霍晔冷哼:“你就是太心慈手软了,才会被道义人情所困住。”

曾盛豪摇头:“这不是‘困住’,这是原则,我不能忘恩负义。这件事双方各有立场,既然道理说不通,我再想办法解决就是了,但如果仗势欺人,那不是君子所为。”

霍晔气笑了,他撂下吉他,扭头望他:“曾盛豪,依我看,你也别当什么君子了,干脆出家当和尚算了。”

曾盛豪瞅他:“我当了和尚,你怎么办?”

霍晔轻哼:“我天天上山,跟你偷情。”

曾盛豪笑得开怀:“好啊。”

对视之间,空气“嚓!”一声点燃,火花四溅,下一瞬就烧得燎原滔天,双方眸底浓浓的笑意逐渐转化为喷薄欲出的炽热情|欲。

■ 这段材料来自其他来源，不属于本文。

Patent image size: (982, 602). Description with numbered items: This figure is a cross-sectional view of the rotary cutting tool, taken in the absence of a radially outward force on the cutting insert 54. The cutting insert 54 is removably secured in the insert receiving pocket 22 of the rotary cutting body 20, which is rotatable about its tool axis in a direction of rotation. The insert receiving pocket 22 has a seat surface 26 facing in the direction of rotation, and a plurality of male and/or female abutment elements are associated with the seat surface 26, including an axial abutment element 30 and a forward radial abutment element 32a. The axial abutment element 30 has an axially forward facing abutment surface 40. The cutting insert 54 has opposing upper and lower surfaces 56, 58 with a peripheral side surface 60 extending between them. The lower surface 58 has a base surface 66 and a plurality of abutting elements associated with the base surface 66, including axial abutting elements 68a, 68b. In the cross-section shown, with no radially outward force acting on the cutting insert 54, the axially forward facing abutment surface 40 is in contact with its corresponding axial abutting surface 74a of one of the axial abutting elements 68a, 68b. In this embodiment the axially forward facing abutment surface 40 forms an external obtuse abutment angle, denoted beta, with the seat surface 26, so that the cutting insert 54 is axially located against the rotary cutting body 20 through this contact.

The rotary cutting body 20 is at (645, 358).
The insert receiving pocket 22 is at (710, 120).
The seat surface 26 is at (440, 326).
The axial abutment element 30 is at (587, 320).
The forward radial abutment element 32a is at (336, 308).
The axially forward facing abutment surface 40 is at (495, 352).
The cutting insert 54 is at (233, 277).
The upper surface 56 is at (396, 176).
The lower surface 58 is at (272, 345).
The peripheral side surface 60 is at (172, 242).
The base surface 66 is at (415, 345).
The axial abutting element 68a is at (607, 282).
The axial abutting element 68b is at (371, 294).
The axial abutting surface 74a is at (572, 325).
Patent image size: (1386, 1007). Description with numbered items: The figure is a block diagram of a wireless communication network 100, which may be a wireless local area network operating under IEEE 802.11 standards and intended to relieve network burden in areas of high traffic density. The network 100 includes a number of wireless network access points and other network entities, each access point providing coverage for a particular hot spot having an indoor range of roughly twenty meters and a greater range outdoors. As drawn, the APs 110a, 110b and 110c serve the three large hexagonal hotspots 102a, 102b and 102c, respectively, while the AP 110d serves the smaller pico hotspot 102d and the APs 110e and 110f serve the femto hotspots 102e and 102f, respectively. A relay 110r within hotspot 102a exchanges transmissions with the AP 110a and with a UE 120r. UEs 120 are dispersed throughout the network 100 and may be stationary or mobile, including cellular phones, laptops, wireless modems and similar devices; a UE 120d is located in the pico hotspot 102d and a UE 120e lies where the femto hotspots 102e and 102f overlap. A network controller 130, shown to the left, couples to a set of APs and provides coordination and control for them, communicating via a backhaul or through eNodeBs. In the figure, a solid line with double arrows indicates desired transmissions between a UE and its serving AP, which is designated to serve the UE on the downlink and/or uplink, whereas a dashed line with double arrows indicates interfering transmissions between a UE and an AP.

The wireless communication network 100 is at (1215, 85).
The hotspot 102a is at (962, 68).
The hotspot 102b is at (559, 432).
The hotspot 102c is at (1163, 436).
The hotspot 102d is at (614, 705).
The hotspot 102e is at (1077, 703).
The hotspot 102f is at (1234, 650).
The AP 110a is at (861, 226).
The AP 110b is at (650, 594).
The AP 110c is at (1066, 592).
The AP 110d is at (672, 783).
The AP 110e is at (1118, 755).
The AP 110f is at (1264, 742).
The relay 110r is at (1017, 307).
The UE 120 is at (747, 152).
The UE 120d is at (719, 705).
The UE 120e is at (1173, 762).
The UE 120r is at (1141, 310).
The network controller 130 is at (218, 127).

他们情不自禁地拥吻,急乱交错的步子挤向浴室,衣衫凌乱丢了一地。

狭窄室门关上,头顶滂沱热雨倾泻洒下,潮湿雾气纵横入里,水声啪啪作响,呼吸时续时断,两人耳鬓厮磨,红唇撕咬白齿相撞,彼此浓情盛焰,浑然忘我犹如交融一体。

“盛豪哥。”

“嗯……”

“今晚在客房睡吧。”

“为什么……”

“我又买了二十根蜡烛。”

“……”

·

后来几周,席曦每逢周末就约曾盛豪出来。

曾盛豪是哥哥,也是学长,她新生入学,每次找他都有理有据:

学校太大,她想他陪着去挑辆代步车;

她要参加国才杯竞赛,需要他这位前届冠军提供建议;

她在外地过生日,身边就他一个亲人,得陪着;

她修双学位,平时学习太忙没空参加社团活动,打听到他室友人脉广泛,问能不能拜托他室友出面,给她A大的学长学姐们打声招呼,帮她刷一下第二课堂的学分?

她经常请室友们外出吃饭,当着众人面给他打视频,笑盈盈地喊他“盛豪哥”,问他学校附近哪里餐厅最好吃,然后心满意足地听着室友们不绝于口的“哇塞!”、“好帅啊!”、“哇,这个学长在M大很出名诶!